The review will examine the MNZ response to the Rena incident and establish the factors that contributed to, or limited, its effectiveness.
It will involve discussions with MNZ staff, and central and local government stakeholders. Although the review will not involve public submissions, Mr Murdoch will discuss the Rena response with all relevant central and government bodies, and with other key agencies that supported the MNZ response.
Mr Manch said that a review of such large scale incidents, carried out independently, was standard practice for emergency response organisations.
“As an organisation, business units within MNZ have done a lot of thinking about the response to the Rena grounding. Now it is timely to get an independent view,” he said. “There will be things that have been done very well, but inevitably there will be areas where things could have been done better and we can take lessons away from this incident.”
Mr Manch said the review’s focus was solely on MNZ’s response to the incident. He said the causes of the grounding had been established in the criminal investigation that led to the prosecution of the Master and Second Officer.
Ministry of Transport Chief Executive Martin Matthews said an independent review was an opportunity for the transport sector to learn from the Rena experience in order to prepare for similar events.
“If we can identify ways of doing things better, whether this means changing or retaining parts of the current response systems, this is good for the transport sector as a whole.”

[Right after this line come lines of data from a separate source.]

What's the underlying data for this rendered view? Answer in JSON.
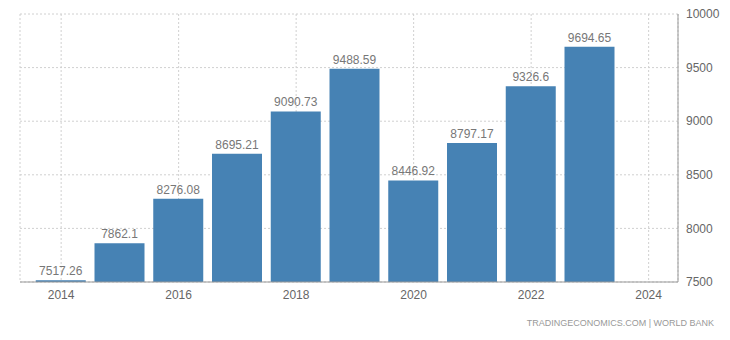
{
  "chart_data": {
    "type": "bar",
    "source": "TRADINGECONOMICS.COM | WORLD BANK",
    "x": [
      2014,
      2015,
      2016,
      2017,
      2018,
      2019,
      2020,
      2021,
      2022,
      2023
    ],
    "values": [
      7517.26,
      7862.1,
      8276.08,
      8695.21,
      9090.73,
      9488.59,
      8446.92,
      8797.17,
      9326.6,
      9694.65
    ],
    "color": "#4682b4",
    "xlim": [
      2013.3,
      2024.5
    ],
    "xticks": [
      2014,
      2016,
      2018,
      2020,
      2022,
      2024
    ],
    "ylim": [
      7500,
      10000
    ],
    "yticks": [
      7500,
      8000,
      8500,
      9000,
      9500,
      10000
    ],
    "grid": true,
    "data_labels": true
  }
}
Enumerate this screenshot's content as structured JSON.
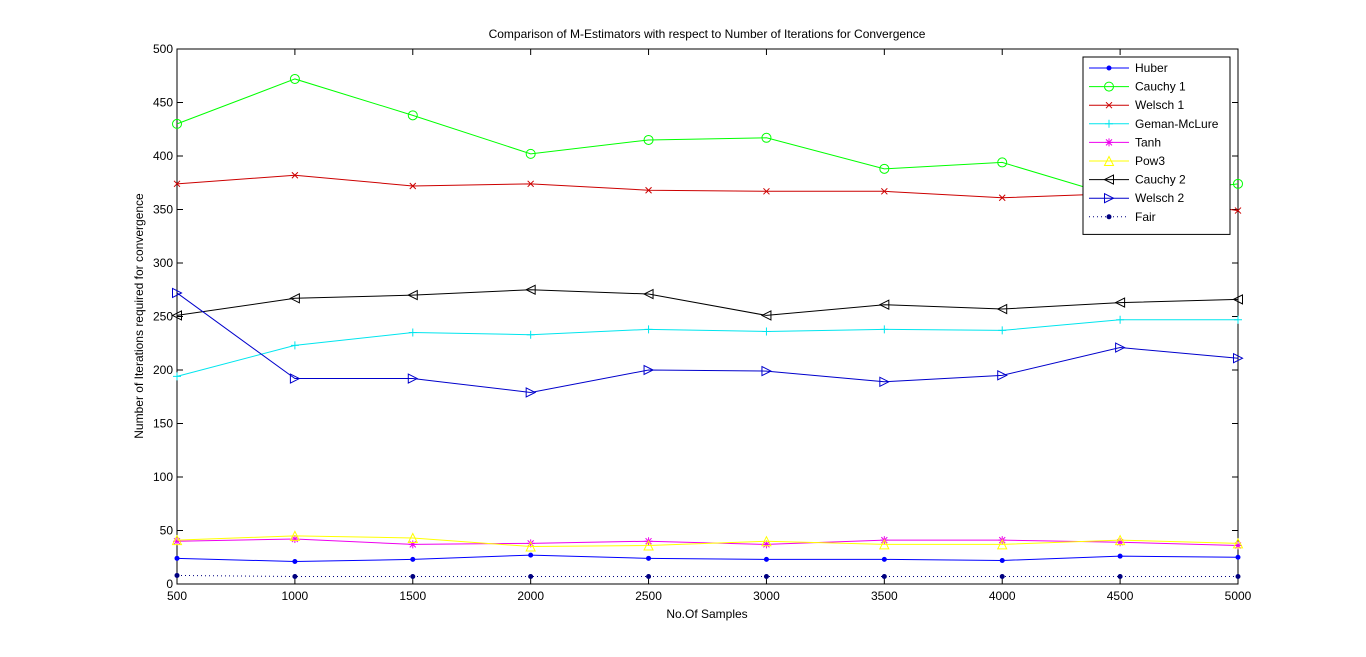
{
  "chart_data": {
    "type": "line",
    "title": "Comparison of M-Estimators with respect to Number of Iterations for Convergence",
    "xlabel": "No.Of Samples",
    "ylabel": "Number of Iterations required for convergence",
    "xlim": [
      500,
      5000
    ],
    "ylim": [
      0,
      500
    ],
    "xticks": [
      500,
      1000,
      1500,
      2000,
      2500,
      3000,
      3500,
      4000,
      4500,
      5000
    ],
    "yticks": [
      0,
      50,
      100,
      150,
      200,
      250,
      300,
      350,
      400,
      450,
      500
    ],
    "grid": false,
    "legend_position": "top-right",
    "x": [
      500,
      1000,
      1500,
      2000,
      2500,
      3000,
      3500,
      4000,
      4500,
      5000
    ],
    "series": [
      {
        "name": "Huber",
        "color": "#0000ff",
        "marker": "dot",
        "dash": "solid",
        "values": [
          24,
          21,
          23,
          27,
          24,
          23,
          23,
          22,
          26,
          25
        ]
      },
      {
        "name": "Cauchy 1",
        "color": "#00ff00",
        "marker": "circle",
        "dash": "solid",
        "values": [
          430,
          472,
          438,
          402,
          415,
          417,
          388,
          394,
          361,
          374
        ]
      },
      {
        "name": "Welsch 1",
        "color": "#cc0000",
        "marker": "x",
        "dash": "solid",
        "values": [
          374,
          382,
          372,
          374,
          368,
          367,
          367,
          361,
          365,
          349
        ]
      },
      {
        "name": "Geman-McLure",
        "color": "#00e5ee",
        "marker": "plus",
        "dash": "solid",
        "values": [
          194,
          223,
          235,
          233,
          238,
          236,
          238,
          237,
          247,
          247
        ]
      },
      {
        "name": "Tanh",
        "color": "#ee00ee",
        "marker": "star",
        "dash": "solid",
        "values": [
          40,
          42,
          37,
          38,
          40,
          37,
          41,
          41,
          39,
          36
        ]
      },
      {
        "name": "Pow3",
        "color": "#ffff00",
        "marker": "triangle-up",
        "dash": "solid",
        "values": [
          41,
          45,
          43,
          35,
          36,
          40,
          37,
          37,
          41,
          38
        ]
      },
      {
        "name": "Cauchy 2",
        "color": "#000000",
        "marker": "triangle-left",
        "dash": "solid",
        "values": [
          251,
          267,
          270,
          275,
          271,
          251,
          261,
          257,
          263,
          266
        ]
      },
      {
        "name": "Welsch 2",
        "color": "#0000cc",
        "marker": "triangle-right",
        "dash": "solid",
        "values": [
          272,
          192,
          192,
          179,
          200,
          199,
          189,
          195,
          221,
          211
        ]
      },
      {
        "name": "Fair",
        "color": "#000080",
        "marker": "dot",
        "dash": "dotted",
        "values": [
          8,
          7,
          7,
          7,
          7,
          7,
          7,
          7,
          7,
          7
        ]
      }
    ]
  }
}
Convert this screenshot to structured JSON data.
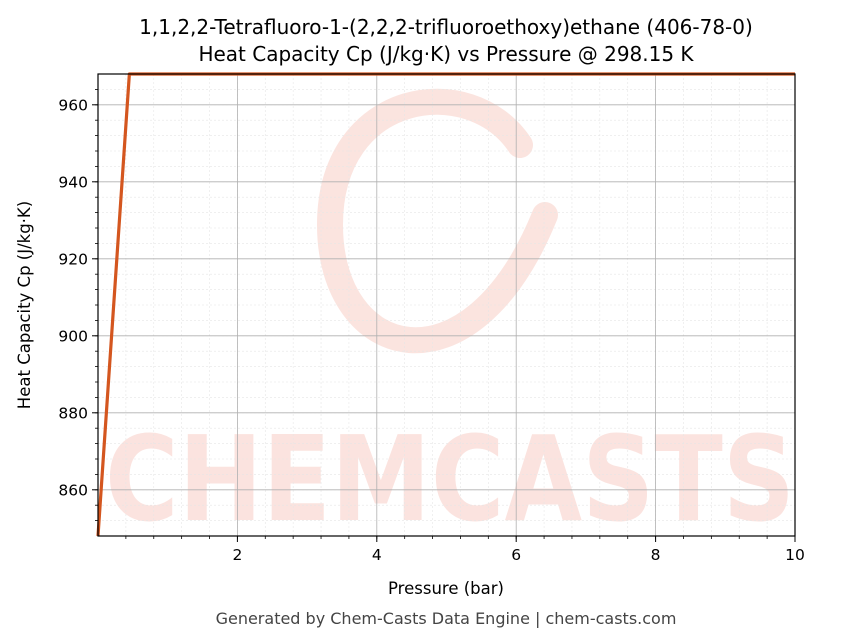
{
  "chart_data": {
    "type": "line",
    "title": "1,1,2,2-Tetrafluoro-1-(2,2,2-trifluoroethoxy)ethane (406-78-0)",
    "subtitle": "Heat Capacity Cp (J/kg·K) vs Pressure @ 298.15 K",
    "xlabel": "Pressure (bar)",
    "ylabel": "Heat Capacity Cp (J/kg·K)",
    "xlim": [
      0,
      10
    ],
    "ylim": [
      848,
      968
    ],
    "xticks": [
      2,
      4,
      6,
      8,
      10
    ],
    "yticks": [
      860,
      880,
      900,
      920,
      940,
      960
    ],
    "grid": true,
    "series": [
      {
        "color": "#d4561f",
        "x": [
          0.0,
          0.45,
          0.5,
          10.0
        ],
        "y": [
          848.0,
          968.0,
          968.0,
          968.0
        ]
      }
    ]
  },
  "watermark": "CHEMCASTS",
  "footer": "Generated by Chem-Casts Data Engine | chem-casts.com"
}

It is expected the independent review will be completed in the first quarter of 2013. The review report will be made public.
The Transport Accident Investigation Commission is conducting a separate investigation into the grounding.
Simon Murdoch retired from the Public Service in 2009. He was Chief Executive Officer of the Department of Prime Minister and Cabinet from 1991-1998. He spent most of his career at the Ministry of Foreign Affairs and Trade where he became Chief Executive Officer in 2002. He has held diplomatic postings in Canberra and Washington, and has undertaken a number of reviews in the public sector, mostly in the fields of foreign affairs, security and emergency response and management.